2003-02-09 Thread K.-P. Kirchdörfer
Am Montag, 10. Februar 2003 06:19 schrieb Mike Leone:
 OK; so I think I'm making progress ...

 Anyway, when ipsec starts, I get:

 # svi ipsec start
 ipsec_setup: Starting FreeS/WAN IPsec 1.99...
 ipsec_setup: Using /lib/modules/ipsec.o
 ipsec_setup: WARNING: eth0 has route filtering turned on, KLIPS may not
 work ipsec_setup:  (/proc/sys/net/ipv4/conf/eth0/rp_filter = , should be 0)

 However, I have changed /etc/network/options, and changed spoofprotect to
 no. Doesn't that turn off route filtering?

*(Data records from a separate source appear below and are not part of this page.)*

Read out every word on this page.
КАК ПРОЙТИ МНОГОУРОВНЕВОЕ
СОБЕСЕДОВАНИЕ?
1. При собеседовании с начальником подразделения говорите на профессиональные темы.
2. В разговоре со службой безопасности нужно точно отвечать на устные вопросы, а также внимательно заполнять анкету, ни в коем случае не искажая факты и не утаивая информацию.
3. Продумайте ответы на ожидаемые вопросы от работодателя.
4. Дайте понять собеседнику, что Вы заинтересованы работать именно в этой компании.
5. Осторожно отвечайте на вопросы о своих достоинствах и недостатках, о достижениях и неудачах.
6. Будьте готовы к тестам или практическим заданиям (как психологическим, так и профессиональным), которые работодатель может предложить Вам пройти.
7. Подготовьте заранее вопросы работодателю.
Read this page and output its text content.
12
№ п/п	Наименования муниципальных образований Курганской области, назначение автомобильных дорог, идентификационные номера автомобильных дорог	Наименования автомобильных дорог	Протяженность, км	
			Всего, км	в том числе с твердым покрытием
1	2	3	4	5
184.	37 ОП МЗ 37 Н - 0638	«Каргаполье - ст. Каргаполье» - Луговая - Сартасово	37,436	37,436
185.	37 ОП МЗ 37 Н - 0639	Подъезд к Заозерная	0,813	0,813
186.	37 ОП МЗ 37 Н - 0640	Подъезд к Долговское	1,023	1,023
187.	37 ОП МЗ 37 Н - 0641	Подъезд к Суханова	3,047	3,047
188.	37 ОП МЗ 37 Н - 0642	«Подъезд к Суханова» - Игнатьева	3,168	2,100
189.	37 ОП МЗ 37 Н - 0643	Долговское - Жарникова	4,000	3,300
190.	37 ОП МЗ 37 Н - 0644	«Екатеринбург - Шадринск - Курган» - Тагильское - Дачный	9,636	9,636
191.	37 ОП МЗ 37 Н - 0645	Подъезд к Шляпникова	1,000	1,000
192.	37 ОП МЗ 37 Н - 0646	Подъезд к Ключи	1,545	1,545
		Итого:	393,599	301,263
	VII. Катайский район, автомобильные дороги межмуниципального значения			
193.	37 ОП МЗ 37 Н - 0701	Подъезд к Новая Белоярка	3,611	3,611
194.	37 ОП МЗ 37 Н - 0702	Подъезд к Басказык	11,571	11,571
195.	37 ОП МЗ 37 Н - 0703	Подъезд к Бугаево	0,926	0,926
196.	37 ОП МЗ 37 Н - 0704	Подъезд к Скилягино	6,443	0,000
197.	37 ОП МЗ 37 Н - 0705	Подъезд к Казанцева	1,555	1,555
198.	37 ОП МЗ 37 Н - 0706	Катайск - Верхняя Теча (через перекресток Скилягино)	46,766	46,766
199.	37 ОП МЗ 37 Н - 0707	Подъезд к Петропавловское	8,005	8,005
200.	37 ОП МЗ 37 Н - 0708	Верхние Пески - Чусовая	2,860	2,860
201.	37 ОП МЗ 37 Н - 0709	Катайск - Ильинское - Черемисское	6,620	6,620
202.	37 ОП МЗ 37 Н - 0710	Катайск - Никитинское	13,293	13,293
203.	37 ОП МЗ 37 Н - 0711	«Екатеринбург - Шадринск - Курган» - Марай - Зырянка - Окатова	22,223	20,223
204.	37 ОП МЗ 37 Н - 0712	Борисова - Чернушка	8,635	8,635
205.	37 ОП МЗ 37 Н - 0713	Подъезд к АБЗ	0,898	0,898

It's set in shorewall configuration (interfaces(?)).


 Also, Shorewall complains that the gw zone is empty. The zones file looks

That's no problem and described in shorewall docs.



 ipsec.conf:

 config setup
 # THIS SETTING MUST BE CORRECT or almost nothing will work;
 # %defaultroute is okay for most simple cases.
 interfaces=%defaultroute
 # Debug-logging controls:  none for (almost) none, all for
 lots. klipsdebug=none
 plutodebug=none
 # Use auto= parameters in conn descriptions to control startup
 actions. plutoload=%search
 plutostart=%search
 # Close down old connection when new one using same ID shows up.
 uniqueids=yes

If that's all the real tunnel config is missing, these are only the 
general settings for every tunnel you'll define.